Here is a salient place to start regarding the economic impact of the Donald’s misbegotten war on Iran: To wit, approximately 7 billion ton-miles of freight moves by truck each and every day in the USA, which heavy truck fleet consumes upwards of 2.9 million barrels per day (mb/d) of diesel fuel.
Alas, the price of diesel fuel was about $3.55/gallon both a year ago and as of early January 2026, but has since soared by more than+$2.00 per gallon to $5.60. That’s a 56% rise in the cost of pumping goods and commodities through the arteries of the US economy. On an annualized basis, the diesel fuel bill for the US truck fleet went from $155 billion per year to $250 billion per year at current oil prices.
The big question, of course, is through which channel these drastically higher fuel acquisition costs will be absorbed – in higher prices or reduced output? And that pertains not just to the microcosm of the trucking sector, but the entire GDP now being battered by the Donald’s elective war-based dislocation of the world’s 175 million BOE/day oil and natural gas markets.

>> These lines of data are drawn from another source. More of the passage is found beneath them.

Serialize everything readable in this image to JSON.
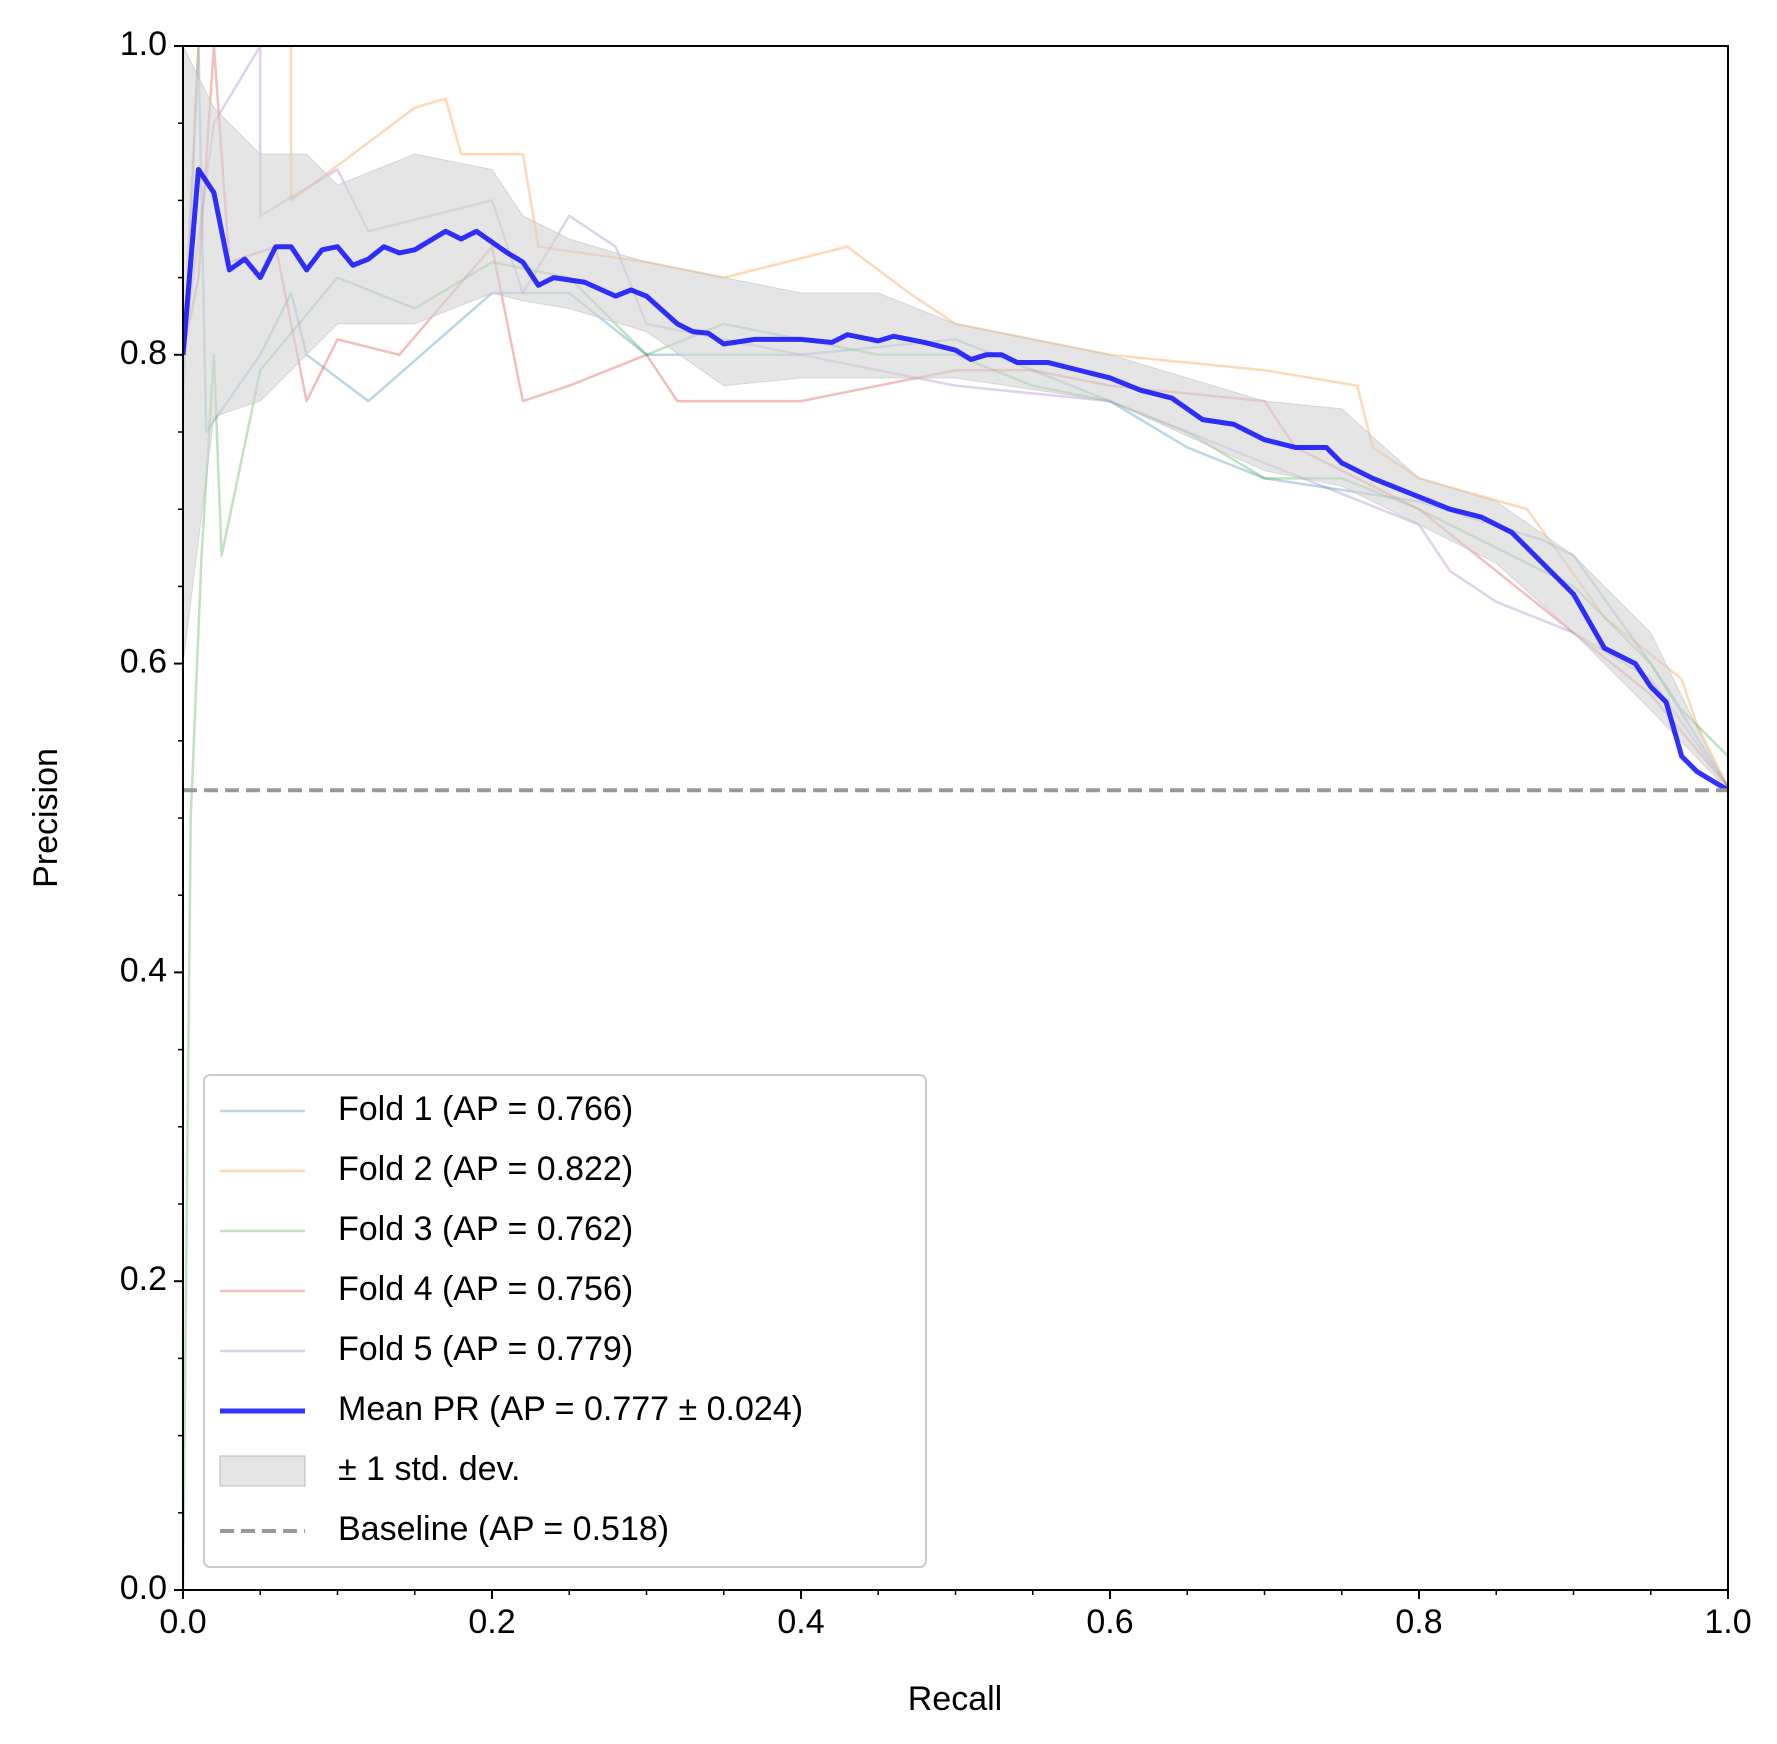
{
  "chart_data": {
    "type": "line",
    "xlabel": "Recall",
    "ylabel": "Precision",
    "xlim": [
      0,
      1
    ],
    "ylim": [
      0,
      1
    ],
    "xticks": [
      {
        "value": 0,
        "label": "0.0"
      },
      0.2,
      0.4,
      0.6,
      0.8,
      {
        "value": 1,
        "label": "1.0"
      }
    ],
    "yticks": [
      {
        "value": 0,
        "label": "0.0"
      },
      0.2,
      0.4,
      0.6,
      0.8,
      {
        "value": 1,
        "label": "1.0"
      }
    ],
    "xminorticks": [
      0.05,
      0.1,
      0.15,
      0.25,
      0.3,
      0.35,
      0.45,
      0.5,
      0.55,
      0.65,
      0.7,
      0.75,
      0.85,
      0.9,
      0.95
    ],
    "yminorticks": [
      0.05,
      0.1,
      0.15,
      0.25,
      0.3,
      0.35,
      0.45,
      0.5,
      0.55,
      0.65,
      0.7,
      0.75,
      0.85,
      0.9,
      0.95
    ],
    "legend": "lower left",
    "series": [
      {
        "name": "Fold 1 (AP = 0.766)",
        "color": "#1f77b4",
        "opacity": 0.3,
        "width": 2.5,
        "x": [
          0,
          0.01,
          0.015,
          0.05,
          0.07,
          0.08,
          0.12,
          0.2,
          0.25,
          0.3,
          0.4,
          0.5,
          0.55,
          0.6,
          0.65,
          0.7,
          0.8,
          0.88,
          0.9,
          0.95,
          1.0
        ],
        "values": [
          0.77,
          1.0,
          0.75,
          0.8,
          0.84,
          0.8,
          0.77,
          0.84,
          0.84,
          0.8,
          0.8,
          0.81,
          0.79,
          0.77,
          0.74,
          0.72,
          0.705,
          0.68,
          0.67,
          0.6,
          0.52
        ]
      },
      {
        "name": "Fold 2 (AP = 0.822)",
        "color": "#ff7f0e",
        "opacity": 0.3,
        "width": 2.5,
        "x": [
          0,
          0.01,
          0.07,
          0.07,
          0.15,
          0.17,
          0.18,
          0.22,
          0.23,
          0.3,
          0.35,
          0.43,
          0.47,
          0.5,
          0.55,
          0.6,
          0.7,
          0.76,
          0.77,
          0.8,
          0.87,
          0.92,
          0.97,
          0.98,
          1.0
        ],
        "values": [
          0.8,
          1.0,
          1.0,
          0.9,
          0.96,
          0.966,
          0.93,
          0.93,
          0.87,
          0.86,
          0.85,
          0.87,
          0.84,
          0.82,
          0.81,
          0.8,
          0.79,
          0.78,
          0.74,
          0.72,
          0.7,
          0.63,
          0.59,
          0.56,
          0.52
        ]
      },
      {
        "name": "Fold 3 (AP = 0.762)",
        "color": "#2ca02c",
        "opacity": 0.3,
        "width": 2.5,
        "x": [
          0,
          0.005,
          0.012,
          0.02,
          0.025,
          0.05,
          0.1,
          0.15,
          0.2,
          0.25,
          0.3,
          0.35,
          0.45,
          0.5,
          0.55,
          0.6,
          0.65,
          0.7,
          0.75,
          0.8,
          0.9,
          0.95,
          0.97,
          1.0
        ],
        "values": [
          0.0,
          0.5,
          0.67,
          0.8,
          0.67,
          0.79,
          0.85,
          0.83,
          0.86,
          0.85,
          0.8,
          0.82,
          0.8,
          0.8,
          0.78,
          0.77,
          0.75,
          0.72,
          0.72,
          0.7,
          0.65,
          0.6,
          0.57,
          0.54
        ]
      },
      {
        "name": "Fold 4 (AP = 0.756)",
        "color": "#d62728",
        "opacity": 0.3,
        "width": 2.5,
        "x": [
          0,
          0.01,
          0.02,
          0.03,
          0.06,
          0.08,
          0.1,
          0.14,
          0.2,
          0.22,
          0.25,
          0.3,
          0.32,
          0.4,
          0.45,
          0.5,
          0.55,
          0.6,
          0.7,
          0.72,
          0.8,
          0.9,
          0.95,
          1.0
        ],
        "values": [
          0.8,
          0.85,
          1.0,
          0.86,
          0.87,
          0.77,
          0.81,
          0.8,
          0.87,
          0.77,
          0.78,
          0.8,
          0.77,
          0.77,
          0.78,
          0.79,
          0.79,
          0.78,
          0.77,
          0.74,
          0.7,
          0.62,
          0.58,
          0.52
        ]
      },
      {
        "name": "Fold 5 (AP = 0.779)",
        "color": "#9467bd",
        "opacity": 0.3,
        "width": 2.5,
        "x": [
          0,
          0.02,
          0.05,
          0.05,
          0.1,
          0.12,
          0.2,
          0.22,
          0.25,
          0.28,
          0.3,
          0.4,
          0.45,
          0.5,
          0.6,
          0.7,
          0.8,
          0.82,
          0.85,
          0.9,
          0.95,
          1.0
        ],
        "values": [
          0.8,
          0.95,
          1.0,
          0.89,
          0.92,
          0.88,
          0.9,
          0.84,
          0.89,
          0.87,
          0.82,
          0.8,
          0.79,
          0.78,
          0.77,
          0.73,
          0.69,
          0.66,
          0.64,
          0.62,
          0.59,
          0.52
        ]
      },
      {
        "name": "Mean PR (AP = 0.777 ± 0.024)",
        "color": "#0000ff",
        "opacity": 0.8,
        "width": 5,
        "x": [
          0,
          0.01,
          0.02,
          0.03,
          0.04,
          0.05,
          0.06,
          0.07,
          0.08,
          0.09,
          0.1,
          0.11,
          0.12,
          0.13,
          0.14,
          0.15,
          0.17,
          0.18,
          0.19,
          0.21,
          0.22,
          0.23,
          0.24,
          0.26,
          0.28,
          0.29,
          0.3,
          0.32,
          0.33,
          0.34,
          0.35,
          0.37,
          0.4,
          0.42,
          0.43,
          0.45,
          0.46,
          0.48,
          0.5,
          0.51,
          0.52,
          0.53,
          0.54,
          0.56,
          0.58,
          0.6,
          0.62,
          0.64,
          0.66,
          0.68,
          0.7,
          0.72,
          0.74,
          0.75,
          0.77,
          0.79,
          0.82,
          0.84,
          0.86,
          0.88,
          0.9,
          0.92,
          0.94,
          0.95,
          0.96,
          0.97,
          0.98,
          1.0
        ],
        "values": [
          0.8,
          0.92,
          0.905,
          0.855,
          0.862,
          0.85,
          0.87,
          0.87,
          0.855,
          0.868,
          0.87,
          0.858,
          0.862,
          0.87,
          0.866,
          0.868,
          0.88,
          0.875,
          0.88,
          0.866,
          0.86,
          0.845,
          0.85,
          0.847,
          0.838,
          0.842,
          0.838,
          0.82,
          0.815,
          0.814,
          0.807,
          0.81,
          0.81,
          0.808,
          0.813,
          0.809,
          0.812,
          0.808,
          0.803,
          0.797,
          0.8,
          0.8,
          0.795,
          0.795,
          0.79,
          0.785,
          0.777,
          0.772,
          0.758,
          0.755,
          0.745,
          0.74,
          0.74,
          0.73,
          0.72,
          0.712,
          0.7,
          0.695,
          0.685,
          0.665,
          0.645,
          0.61,
          0.6,
          0.585,
          0.575,
          0.54,
          0.53,
          0.518
        ]
      }
    ],
    "band": {
      "name": "± 1 std. dev.",
      "color": "#d3d3d3",
      "opacity": 0.6,
      "x": [
        0,
        0.02,
        0.05,
        0.08,
        0.1,
        0.15,
        0.2,
        0.22,
        0.25,
        0.3,
        0.35,
        0.4,
        0.45,
        0.5,
        0.6,
        0.7,
        0.75,
        0.8,
        0.85,
        0.9,
        0.95,
        1.0
      ],
      "upper": [
        1.0,
        0.96,
        0.93,
        0.93,
        0.91,
        0.93,
        0.92,
        0.89,
        0.875,
        0.86,
        0.85,
        0.84,
        0.84,
        0.82,
        0.8,
        0.77,
        0.765,
        0.72,
        0.705,
        0.67,
        0.62,
        0.518
      ],
      "lower": [
        0.6,
        0.76,
        0.77,
        0.8,
        0.82,
        0.82,
        0.84,
        0.835,
        0.83,
        0.815,
        0.78,
        0.785,
        0.785,
        0.785,
        0.77,
        0.725,
        0.715,
        0.69,
        0.665,
        0.62,
        0.57,
        0.518
      ]
    },
    "baseline": {
      "name": "Baseline (AP = 0.518)",
      "value": 0.518,
      "color": "#999999",
      "width": 4,
      "dashed": true
    }
  }
}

We’d bet it will be a combination of both inflation and deflation, otherwise known as stagflation. The mix of these outcomes depends upon supply and demand conditions in individual sectors of the economy in part, but also, and ultimately and more importantly, on the Fed. That is, whether the nation’s central bank pumps incremental demand into the economy via credit expansion with a view to “accommodating” the soaring price of energy today, and, soon, food and other commodity inputs to GDP, too; or holds firm on the printing press dials and allows the now cresting energy and commodity shocks to work their way through the interstices of the $30 trillion US economy.
Of course, during the previous comparable petroleum supply disruption during the 1970s, the Fed made the huge mistake of printing the money to counteract what was a “supply shock” in the form of soaring petroleum prices. But that led – just as sound money advocates had always held – to double digit increases in the general price level by the end of the decade, and thereafter the trauma of the Volcker administered application of the monetary brakes.
With the Fed fixing to welcome a new Chairman, as today’s congressional hearings remind, it is therefore a question of whether or not the Kevin Warsh Fed will want to take its place in the monetary policy villains gallery along with Arthur Burns and the hapless William G. Miller.
We think not. We actually believe that for the first time since Volcker, we are about to get a Fed chairman who understands the requisites of sound money and noninflationary finance, as well as the profound error of Keynesian demand management at the central bank.
And not only that. As far as we can tell, he also has the experience from his prior service on the Fed during the so-called Great Financial Crisis and the cajones to lean heavily against the supply shock now emanating from the Persian Gulf.
Of course, in a perfect world of honest money and free markets – including in the production of money and credit – there wouldn’t be any central bank “leaning” to do. Under an honest money gold standard, for instance, the impending petroleum supply shock would cause relative price changes, thereby generating a sharp curtailment of activity in petroleum intensive sectors and the reallocation of activity, output, jobs and capital to less petroleum intensive sectors. That’s what the miracle of free markets do when they are allowed by the state to operate.